Ken Rogoff is the Professor of Public Policy and the Professor of Economics at Harvard University and was previously the Economic Counsellor and Director of the Research Department of the IMF. He is one of the world’s leading advisers on the economic crisis.
After studying at Yale and MIT (the latter being interrupted by a nascent professional career as a chess Grandmaster), Ken worked as a professor at Harvard (in economics) and Princeton (in international affairs). He then served as an economist at the International Monetary Fund and also on the Board of Governors of the US Federal Reserve.
A widely published author on fiscal and monetary economics and macroeconomics, Ken has become best known for his work on financial crises. His book This Time is Different (co-authored with Carmen Reinhart), has become essential reading for the world’s finance ministers and central bank chiefs. The award-winning book is noted as the definitive history of financial crises over the last eight centuries and highlights the wide variety of mistakes and flawed solutions that have marked major economic events and the stark similarities between them. Looking at examples from sixty-six countries across five continents, Ken points out the common causes of financial crashes in both rich and poor nations, and explains why they occur unexpectedly and in clusters, and why the same short-term policy errors are just as likely to happen again.

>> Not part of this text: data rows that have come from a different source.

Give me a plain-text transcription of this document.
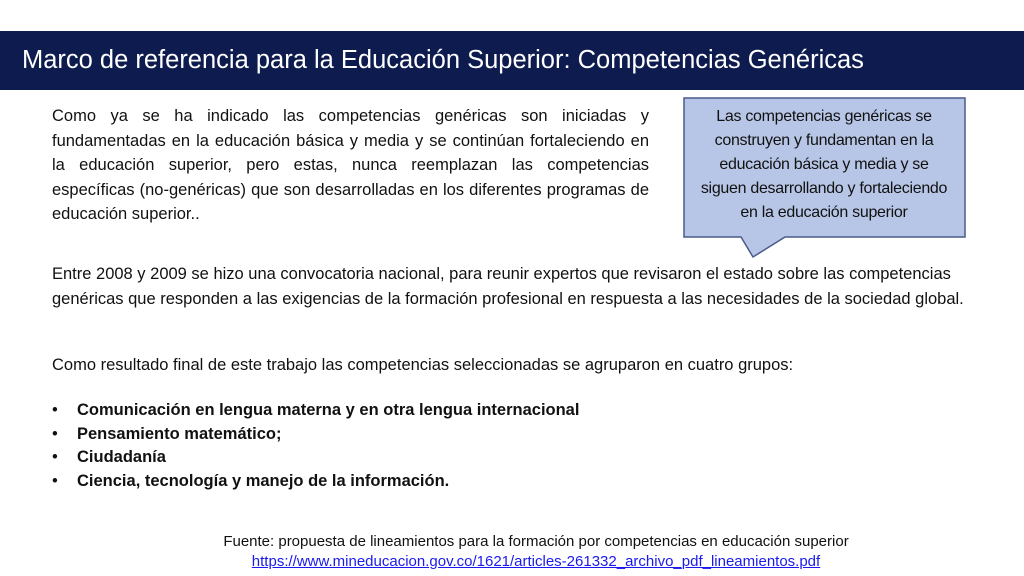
Marco de referencia para la Educación Superior: Competencias Genéricas

Como ya se ha indicado las competencias genéricas son iniciadas y fundamentadas en la educación básica y media y se continúan fortaleciendo en la educación superior, pero estas, nunca reemplazan las competencias específicas (no-genéricas) que son desarrolladas en los diferentes programas de educación superior..

Las competencias genéricas se
construyen y fundamentan en la
educación básica y media y se
siguen desarrollando y fortaleciendo
en la educación superior

Entre 2008 y 2009 se hizo una convocatoria nacional, para reunir expertos que revisaron el estado sobre las competencias genéricas que responden a las exigencias de la formación profesional en respuesta a las necesidades de la sociedad global.

Como resultado final de este trabajo las competencias seleccionadas se agruparon en cuatro grupos:

• Comunicación en lengua materna y en otra lengua internacional
• Pensamiento matemático;
• Ciudadanía
• Ciencia, tecnología y manejo de la información.
Fuente: propuesta de lineamientos para la formación por competencias en educación superior
https://www.mineducacion.gov.co/1621/articles-261332_archivo_pdf_lineamientos.pdf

Ken has been consulted by US and European governments on the causes, effects and best routes out of the global financial crisis, although he is cynical about governmental influence in financial crises. He states recoveries from debt-driven recessions are slower than recoveries from business cycle recessions and that it could still take Europe a decade to resolve its debt issues. He argues that when a state’s debts exceed 90 per cent of GDP, they will reduce the economic potential of the country.